B.IP intelligent correction, under certain conditions (as, user network condition is poor, browser rs cache is made mistakes, Website server visit capacity is excessive, browser-incompatible), the IP that domain name mapping is corrected as ISP node automatically, never rejects this domain name in recorded website information;

C. compare with the up-to-date information of recorded website, will in recorded website information and recorded website information not, occur that the domain name of occuring simultaneously never rejects in recorded website information.

Finally should be noted that: above embodiment is only in order to illustrate that technical scheme of the present invention is not intended to limit, although the present invention is had been described in detail with reference to above-described embodiment, those of ordinary skill in the field are to be understood that: still can modify or be equal to replacement the specific embodiment of the present invention, and do not depart from any amendment of spirit and scope of the invention or be equal to replacement, it all should be encompassed in the middle of claim scope of the present invention.

Claims

1. the not recorded website search method based on multichannel data access way, is characterized in that, described method comprises the steps:

C. locate IP address, draw the domain name storehouse of not putting on record;

D. verify by activity the not recorded website information that draws.
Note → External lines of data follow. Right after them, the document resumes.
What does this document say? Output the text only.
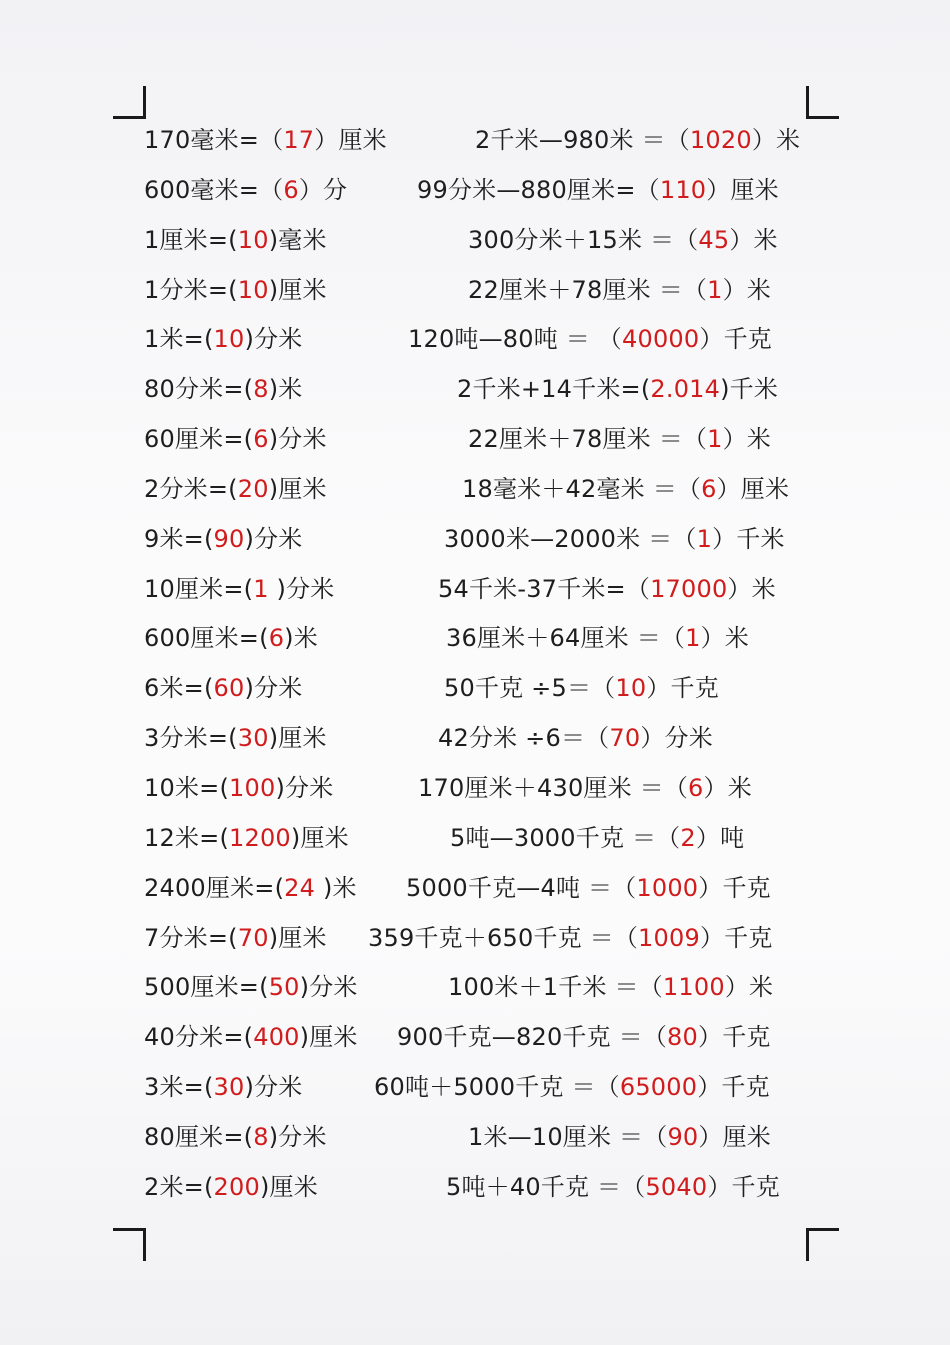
170毫米=（17）厘米	2千米—980米 ＝（1020）米
600毫米=（6）分	99分米—880厘米=（110）厘米
1厘米=(10)毫米	300分米＋15米 ＝（45）米
1分米=(10)厘米	22厘米＋78厘米 ＝（1）米
1米=(10)分米	120吨—80吨 ＝ （40000）千克
80分米=(8)米	2千米+14千米=(2.014)千米
60厘米=(6)分米	22厘米＋78厘米 ＝（1）米
2分米=(20)厘米	18毫米＋42毫米 ＝（6）厘米
9米=(90)分米	3000米—2000米 ＝（1）千米
10厘米=(1 )分米	54千米-37千米=（17000）米
600厘米=(6)米	36厘米＋64厘米 ＝（1）米
6米=(60)分米	50千克 ÷5＝（10）千克
3分米=(30)厘米	42分米 ÷6＝（70）分米
10米=(100)分米	170厘米＋430厘米 ＝（6）米
12米=(1200)厘米	5吨—3000千克 ＝（2）吨
2400厘米=(24 )米 5000千克—4吨 ＝（1000）千克
7分米=(70)厘米 359千克＋650千克 ＝（1009）千克
500厘米=(50)分米	100米＋1千米 ＝（1100）米
40分米=(400)厘米 900千克—820千克 ＝（80）千克
3米=(30)分米	60吨＋5000千克 ＝（65000）千克
80厘米=(8)分米	1米—10厘米 ＝（90）厘米
2米=(200)厘米	5吨＋40千克 ＝（5040）千克
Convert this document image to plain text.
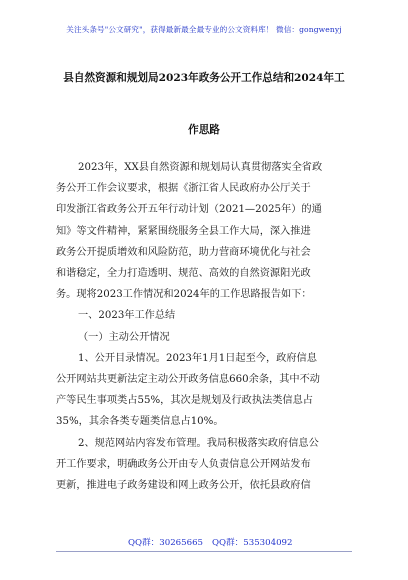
关注头条号"公文研究"，获得最新最全最专业的公文资料库！ 微信：gongwenyj
县自然资源和规划局2023年政务公开工作总结和2024年工
作思路
2023年，XX县自然资源和规划局认真贯彻落实全省政
务公开工作会议要求，根据《浙江省人民政府办公厅关于
印发浙江省政务公开五年行动计划（2021—2025年）的通
知》等文件精神，紧紧围绕服务全县工作大局，深入推进
政务公开提质增效和风险防范，助力营商环境优化与社会
和谐稳定，全力打造透明、规范、高效的自然资源阳光政
务。现将2023工作情况和2024年的工作思路报告如下：
一、2023年工作总结
（一）主动公开情况
1、公开目录情况。2023年1月1日起至今，政府信息
公开网站共更新法定主动公开政务信息660余条，其中不动
产等民生事项类占55%，其次是规划及行政执法类信息占
35%，其余各类专题类信息占10%。
2、规范网站内容发布管理。我局积极落实政府信息公
开工作要求，明确政务公开由专人负责信息公开网站发布
更新，推进电子政务建设和网上政务公开，依托县政府信
QQ群：30265665 QQ群：535304092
2. the method for claim 1, is characterized in that, in steps A, described multichannel data access way comprises web crawlers access way and domain name daily record access way; Obtaining domain name by web crawlers access way comprises the steps:

A-1-2. by web crawlers, in the webpage grabbing, extract domain name;

3. the method for claim 1, is characterized in that, step B comprises the steps:

B-1. from domain name seed bank, extract formatted website TLD;

4. the method for claim 1, is characterized in that, step C comprises the steps:

C-1. IP address record information table is loaded into internal memory;

5. the method for claim 1, is characterized in that, step D comprises the steps:

D-1. generate the assignment file that comprises domain-name information;

D-2. utilize multithreading to gather webpage corresponding to domain name;

6. the method for claim 1, is characterized in that, described method comprises the not recorded website information drawing in investigation step D; Described investigation comprises:

7. the not recorded website based on multichannel data access way is sought a system, it is characterized in that, described system comprises: data access module, dns resolution module, IP locating module, activity authentication module and not recorded website information data generation module;

8. system as claimed in claim 7, is characterized in that, described data access module comprises web crawlers access module and domain name daily record access module; Described web crawlers access module comprises: data download module, data analysis module and data duplicate removal module; Described data download module is downloaded the data on WEB server; Described data analysis module is analyzed the external linkage comprising in data source code; Described data duplicate removal module in the domain name grabbing, reject seed bank in already present domain name.

9. system as claimed in claim 7, is characterized in that, domain name daily record access module comprises: providing data formatting module and data duplicate removal module; Described providing data formatting module format original domain name journal file.

10. system as claimed in claim 7, is characterized in that, described system comprises investigation module, investigates not recorded website information; Described investigation comprises: the checking of the blocking-up page, IP intelligent correction and domain name duplicate removal.